Computing & Communications

Hybrid V2X Architecture and Testbed

Principal Investigator
Research Students
Renjie Zhang
Project Description

Millimeter-wave (mmWave) radios are a key wireless technology that can enable multi-gigabit data rates.  UCSD is deploying a campus-scale reconfigurable mmWave network that is solar operated and capable of integrated access and backhaul, a wireless technique that allows for cellular base stations (BS) to communicate with one another via the same wireless transmissions that they utilize for communications with cellular users.  By including a renewable energy source and removing the need for a wired link to connect each BS to the internet, these cellular BS can be quickly deployed without the costly need to build new infrastructure to support them.  Additionally, the team is investigating applications of Artificial Intelligence to provide more optimal control of the mmWave network that further increases energy efficiency, network capacity, and the coverage achievable by a single BS.

 

Architecture:

The STIP/CWC research team is developing a distributed computing and communication architecture, consisting of an overlapping network of road-side units (RSU) each containing a small cell (SC), a vehicular edge computing (VEC) node.  Vehicles, street IoTs, and pedestrians in the coverage area of each RSU communicate with the RSU SC using hybrid V2X communication technologies. Each RSU is responsible for computing tasks for the road users and IoTs in its coverage area as appropriate.

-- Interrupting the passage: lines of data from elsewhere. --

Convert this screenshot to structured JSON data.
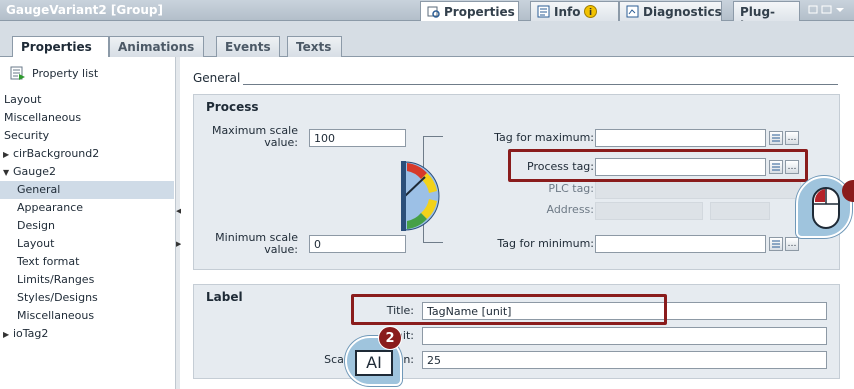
{
  "window": {
    "title": "GaugeVariant2 [Group]",
    "tabs": [
      {
        "label": "Properties"
      },
      {
        "label": "Info"
      },
      {
        "label": "Diagnostics"
      },
      {
        "label": "Plug-ins"
      }
    ]
  },
  "subtabs": [
    "Properties",
    "Animations",
    "Events",
    "Texts"
  ],
  "sidebar": {
    "property_list_label": "Property list",
    "items": [
      {
        "label": "Layout"
      },
      {
        "label": "Miscellaneous"
      },
      {
        "label": "Security"
      },
      {
        "label": "cirBackground2"
      },
      {
        "label": "Gauge2"
      },
      {
        "label": "General"
      },
      {
        "label": "Appearance"
      },
      {
        "label": "Design"
      },
      {
        "label": "Layout"
      },
      {
        "label": "Text format"
      },
      {
        "label": "Limits/Ranges"
      },
      {
        "label": "Styles/Designs"
      },
      {
        "label": "Miscellaneous"
      },
      {
        "label": "ioTag2"
      }
    ]
  },
  "main": {
    "section_title": "General",
    "process": {
      "title": "Process",
      "max_scale_label": "Maximum scale value:",
      "max_scale_value": "100",
      "min_scale_label": "Minimum scale value:",
      "min_scale_value": "0",
      "tag_max_label": "Tag for maximum:",
      "process_tag_label": "Process tag:",
      "plc_tag_label": "PLC tag:",
      "address_label": "Address:",
      "tag_min_label": "Tag for minimum:"
    },
    "label": {
      "title": "Label",
      "title_label": "Title:",
      "title_value": "TagName [unit]",
      "unit_label": "Unit:",
      "unit_value": "",
      "gradation_label": "Scale gradation:",
      "gradation_value": "25"
    }
  },
  "callouts": {
    "step2": "2",
    "text_cursor_glyph": "AI"
  },
  "colors": {
    "highlight": "#8a1c1c",
    "callout": "#9fc4dd"
  },
  "icons": [
    "property-list-icon",
    "info-icon",
    "diagnostics-icon",
    "browse-icon",
    "mouse-icon",
    "text-cursor-icon",
    "gauge-icon"
  ]
}
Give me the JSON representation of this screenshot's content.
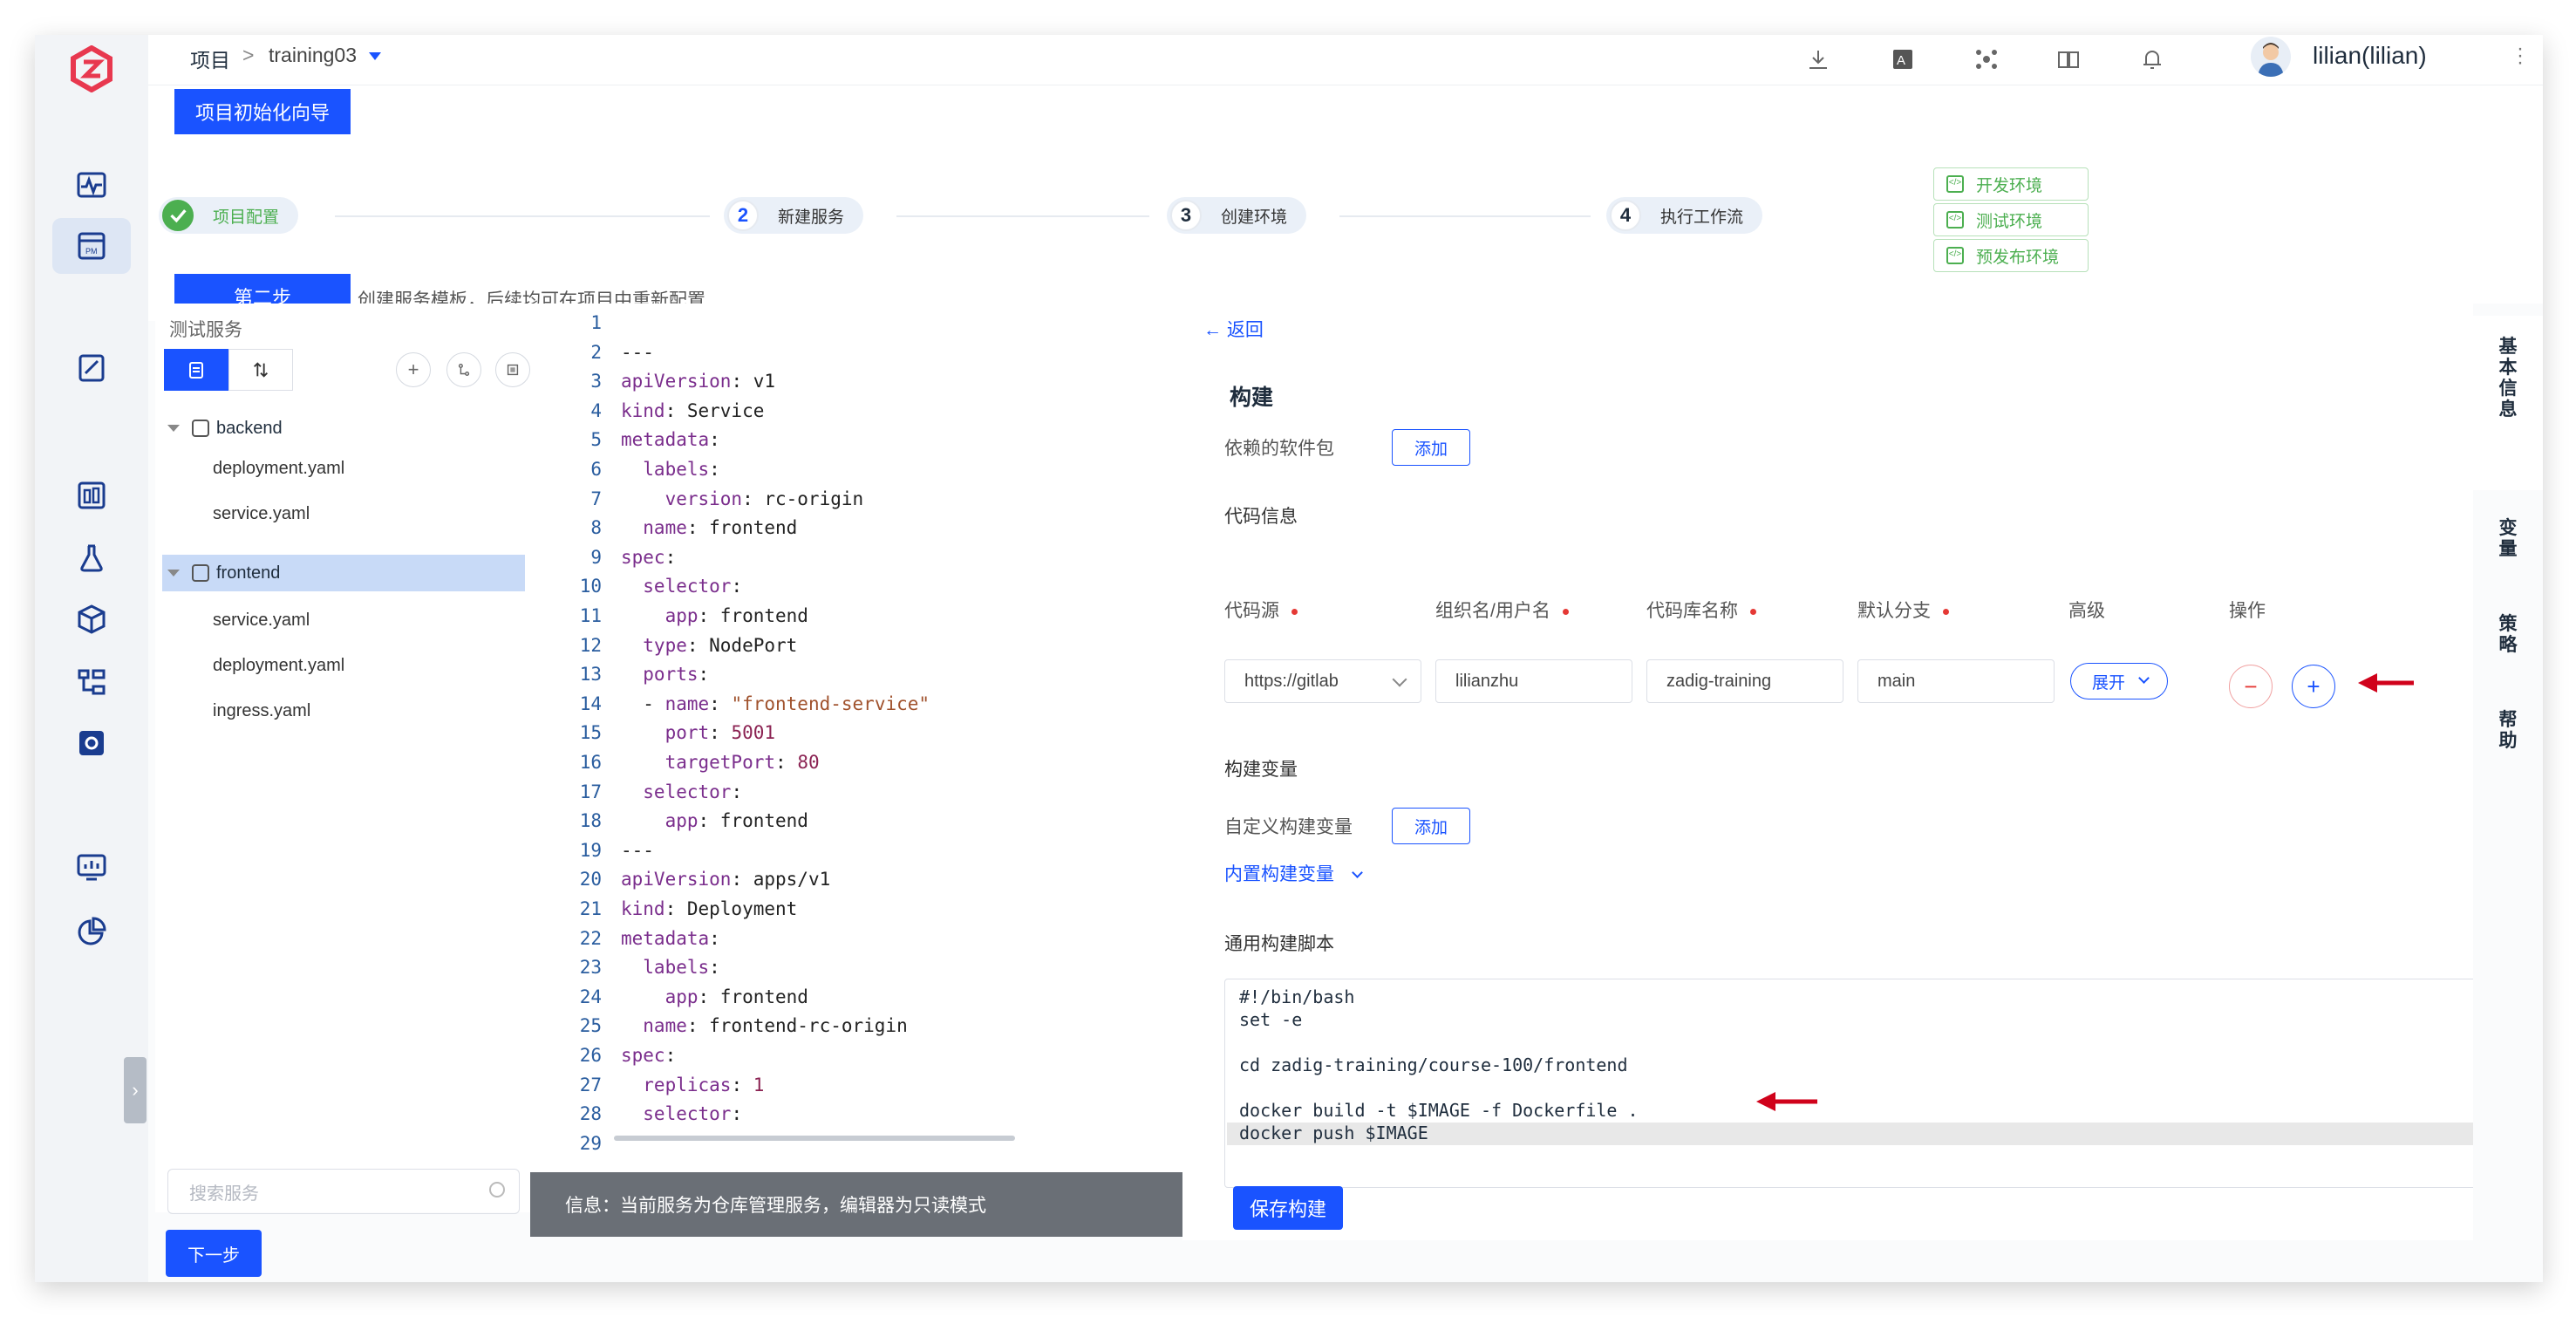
{
  "header": {
    "breadcrumb_root": "项目",
    "breadcrumb_sep": ">",
    "project_name": "training03",
    "user_name": "lilian(lilian)"
  },
  "wizard": {
    "init_button": "项目初始化向导",
    "steps": [
      {
        "num": "",
        "label": "项目配置",
        "status": "done"
      },
      {
        "num": "2",
        "label": "新建服务",
        "status": "current"
      },
      {
        "num": "3",
        "label": "创建环境",
        "status": "todo"
      },
      {
        "num": "4",
        "label": "执行工作流",
        "status": "todo"
      }
    ],
    "envs": [
      "开发环境",
      "测试环境",
      "预发布环境"
    ],
    "step_tab": "第二步",
    "step_desc": "创建服务模板，后续均可在项目中重新配置"
  },
  "tree": {
    "title": "测试服务",
    "services": [
      {
        "name": "backend",
        "files": [
          "deployment.yaml",
          "service.yaml"
        ]
      },
      {
        "name": "frontend",
        "files": [
          "service.yaml",
          "deployment.yaml",
          "ingress.yaml"
        ]
      }
    ],
    "search_placeholder": "搜索服务"
  },
  "editor": {
    "lines": [
      {
        "n": "1",
        "t": [
          [
            "",
            "p"
          ]
        ]
      },
      {
        "n": "2",
        "t": [
          [
            "---",
            "p"
          ]
        ]
      },
      {
        "n": "3",
        "t": [
          [
            "apiVersion",
            "k"
          ],
          [
            ": v1",
            "v"
          ]
        ]
      },
      {
        "n": "4",
        "t": [
          [
            "kind",
            "k"
          ],
          [
            ": Service",
            "v"
          ]
        ]
      },
      {
        "n": "5",
        "t": [
          [
            "metadata",
            "k"
          ],
          [
            ":",
            "v"
          ]
        ]
      },
      {
        "n": "6",
        "t": [
          [
            "  labels",
            "k"
          ],
          [
            ":",
            "v"
          ]
        ]
      },
      {
        "n": "7",
        "t": [
          [
            "    version",
            "k"
          ],
          [
            ": rc-origin",
            "v"
          ]
        ]
      },
      {
        "n": "8",
        "t": [
          [
            "  name",
            "k"
          ],
          [
            ": frontend",
            "v"
          ]
        ]
      },
      {
        "n": "9",
        "t": [
          [
            "spec",
            "k"
          ],
          [
            ":",
            "v"
          ]
        ]
      },
      {
        "n": "10",
        "t": [
          [
            "  selector",
            "k"
          ],
          [
            ":",
            "v"
          ]
        ]
      },
      {
        "n": "11",
        "t": [
          [
            "    app",
            "k"
          ],
          [
            ": frontend",
            "v"
          ]
        ]
      },
      {
        "n": "12",
        "t": [
          [
            "  type",
            "k"
          ],
          [
            ": NodePort",
            "v"
          ]
        ]
      },
      {
        "n": "13",
        "t": [
          [
            "  ports",
            "k"
          ],
          [
            ":",
            "v"
          ]
        ]
      },
      {
        "n": "14",
        "t": [
          [
            "  - ",
            "v"
          ],
          [
            "name",
            "k"
          ],
          [
            ": ",
            "v"
          ],
          [
            "\"frontend-service\"",
            "s"
          ]
        ]
      },
      {
        "n": "15",
        "t": [
          [
            "    port",
            "k"
          ],
          [
            ": ",
            "v"
          ],
          [
            "5001",
            "n"
          ]
        ]
      },
      {
        "n": "16",
        "t": [
          [
            "    targetPort",
            "k"
          ],
          [
            ": ",
            "v"
          ],
          [
            "80",
            "n"
          ]
        ]
      },
      {
        "n": "17",
        "t": [
          [
            "  selector",
            "k"
          ],
          [
            ":",
            "v"
          ]
        ]
      },
      {
        "n": "18",
        "t": [
          [
            "    app",
            "k"
          ],
          [
            ": frontend",
            "v"
          ]
        ]
      },
      {
        "n": "19",
        "t": [
          [
            "---",
            "p"
          ]
        ]
      },
      {
        "n": "20",
        "t": [
          [
            "apiVersion",
            "k"
          ],
          [
            ": apps/v1",
            "v"
          ]
        ]
      },
      {
        "n": "21",
        "t": [
          [
            "kind",
            "k"
          ],
          [
            ": Deployment",
            "v"
          ]
        ]
      },
      {
        "n": "22",
        "t": [
          [
            "metadata",
            "k"
          ],
          [
            ":",
            "v"
          ]
        ]
      },
      {
        "n": "23",
        "t": [
          [
            "  labels",
            "k"
          ],
          [
            ":",
            "v"
          ]
        ]
      },
      {
        "n": "24",
        "t": [
          [
            "    app",
            "k"
          ],
          [
            ": frontend",
            "v"
          ]
        ]
      },
      {
        "n": "25",
        "t": [
          [
            "  name",
            "k"
          ],
          [
            ": frontend-rc-origin",
            "v"
          ]
        ]
      },
      {
        "n": "26",
        "t": [
          [
            "spec",
            "k"
          ],
          [
            ":",
            "v"
          ]
        ]
      },
      {
        "n": "27",
        "t": [
          [
            "  replicas",
            "k"
          ],
          [
            ": ",
            "v"
          ],
          [
            "1",
            "n"
          ]
        ]
      },
      {
        "n": "28",
        "t": [
          [
            "  selector",
            "k"
          ],
          [
            ":",
            "v"
          ]
        ]
      },
      {
        "n": "29",
        "t": [
          [
            "",
            "p"
          ]
        ]
      }
    ],
    "info": "信息：当前服务为仓库管理服务，编辑器为只读模式"
  },
  "build": {
    "back": "返回",
    "title": "构建",
    "deps_label": "依赖的软件包",
    "add_label": "添加",
    "code_info": "代码信息",
    "cols": {
      "source": "代码源",
      "org": "组织名/用户名",
      "repo": "代码库名称",
      "branch": "默认分支",
      "advanced": "高级",
      "ops": "操作"
    },
    "row": {
      "source": "https://gitlab",
      "org": "lilianzhu",
      "repo": "zadig-training",
      "branch": "main",
      "expand": "展开"
    },
    "vars_title": "构建变量",
    "custom_vars": "自定义构建变量",
    "builtin_vars": "内置构建变量",
    "script_title": "通用构建脚本",
    "script": [
      "#!/bin/bash",
      "set -e",
      "",
      "cd zadig-training/course-100/frontend",
      "",
      "docker build -t $IMAGE -f Dockerfile .",
      "docker push $IMAGE"
    ],
    "save": "保存构建"
  },
  "sidetabs": [
    "基本信息",
    "变量",
    "策略",
    "帮助"
  ],
  "footer": {
    "next": "下一步"
  },
  "colors": {
    "primary": "#1a53ff",
    "success": "#4caf50",
    "danger": "#e53935",
    "rail": "#f2f4f7"
  }
}
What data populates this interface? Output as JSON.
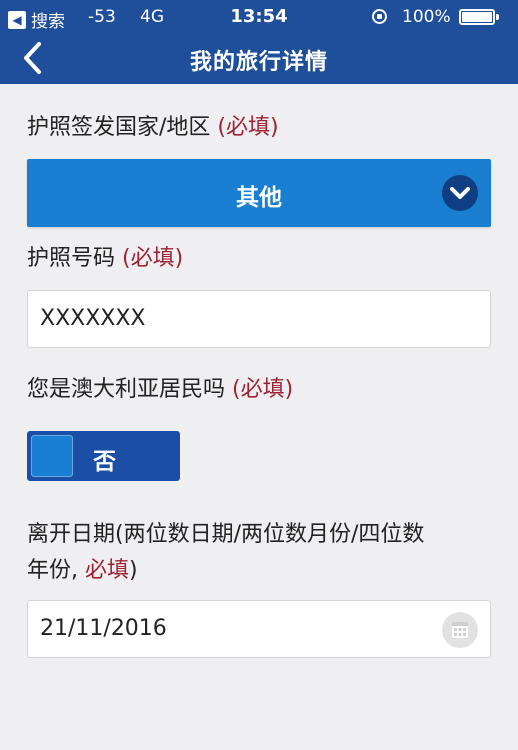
{
  "status_bar": {
    "back_app": "搜索",
    "signal": "-53",
    "network": "4G",
    "time": "13:54",
    "battery_pct": "100%",
    "battery_level": 1.0
  },
  "nav": {
    "title": "我的旅行详情"
  },
  "form": {
    "passport_country": {
      "label": "护照签发国家/地区",
      "required": "(必填)",
      "value": "其他"
    },
    "passport_number": {
      "label": "护照号码",
      "required": "(必填)",
      "value": "XXXXXXX"
    },
    "resident": {
      "label": "您是澳大利亚居民吗",
      "required": "(必填)",
      "value": "否"
    },
    "departure_date": {
      "label_line1": "离开日期(两位数日期/两位数月份/四位数",
      "label_line2": "年份, ",
      "required": "必填",
      "label_close": ")",
      "value": "21/11/2016"
    }
  },
  "colors": {
    "header": "#1f4f9a",
    "accent": "#1a7fd0",
    "required": "#9b2335"
  }
}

The VEC will be supplemented by any computing resources available in the associated vehicles (vehicular local computing (VLC) nodes), allowing the proposed tasks to be performed between the VLCs and VECs, helping satisfy the low latency, high computation and bandwidth requirements of the tasks.

 

Testbed:

We are developing an experimental testbed to explore hybrid vehicular-to-everything (V2X) communication and computing systems.  The testbed consists of 3 small-cell base stations, deployed on rooftops on campus and connected to a core-network server. Two experimental vehicles are instrumented with hybrid wireless communication technologies including 4G/5G radios e.g., USRP B210, N310 etc., mmWave radios and also WiFi radios mounted on the top rack of the car or inside. The vehicles are also equipped with multiple sensors, e.g., multi-stereo cameras with depth sensors, multiple radars, in-vehicle camera, GPS IMU etc. To support the data acquisition from the vehicular sensors and any local computations, Vehicular Local Computing (VLC) units are placed inside the vehicles. The VLC units also run the protocol stack for the communication technologies. Each base station also comprises of multiple software radios to support the hybrid communication technologies and VEC nodes for computation fusion tasks. The software radios are programmable from physical layer signal processing all the way up to mobile application layer, thus enabling full-stack experimental research in V2X communication. Integrating programmable core-network stack as well as the radio hardware, the testbed will allow researchers to investigate prominent 5G features (e.g., low-latency networking, directional millimeter-wave communication, software-defined mobile networking, integrated access and backhaul) well before their deployment, especially for V2X use cases.